Active Bald Eagle Nest Reporting
Bald eagles are increasing in North Dakota and may be seen any time of the year. During March/April and October/November, there are large numbers of adult and juvenile bald eagles migrating through the state. In the spring, the eagles nesting in North Dakota will be actively using their nest site. The Department is interested in documenting these nest sites as they increase in both number and distribution in North Dakota.
While adult bald eagles are easily recognizable with their white heads and tails, juvenile bald eagles may sometimes be mistaken for golden eagles. Over the course of their first couple of years, bald eagle coloration will range from almost solid brown to brown with white blotches.
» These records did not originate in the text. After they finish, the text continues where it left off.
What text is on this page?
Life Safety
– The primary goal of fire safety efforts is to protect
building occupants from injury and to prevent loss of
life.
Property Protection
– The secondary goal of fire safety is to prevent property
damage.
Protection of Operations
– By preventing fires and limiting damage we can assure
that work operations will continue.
Detailed information on bald eagles can be found on the Cornell Lab of Ornithology website.
Adult vs. Juvenile Coloration
Adult bald eagle
Juvenile bald eagle
Nesting Chronology in North Dakota:
Nest Building: January and February. Nest building may take several months, or just a few days. The same nest may be reused annually for many years.
Egg Laying: early to mid-March. Generally 1-3 eggs are laid, 2 being the most common and very rarely 4. Typically lay 1 egg per day.
Incubation: about 35 days. Incubation begins after the first egg is laid.
Egg Hatching: early to mid-April. Hatching occurs over several days, with the first hatchling being larger than the next because it will be 1-2 days older.
Slightly older chick with more feathering
Rearing Young: 8-12 weeks. By early July, the young will be nearly the same size as the adults and will venture out onto the branches in the nest tree and take their first unsteady flights.
Chick exercising wings
Chick sitting on branch with parent
Fledging Young: By the end of July or early August, the young are fully capable of flying and will leave (fledge) the nest. However, the fledglings may remain in the general area of the nest and be fed by adults for up to 6 weeks.
Fledged chick on ground
Note: It is not uncommon to observe young eaglets and other raptors on the ground. Their parents are likely nearby. Do not approach or handle the youngster.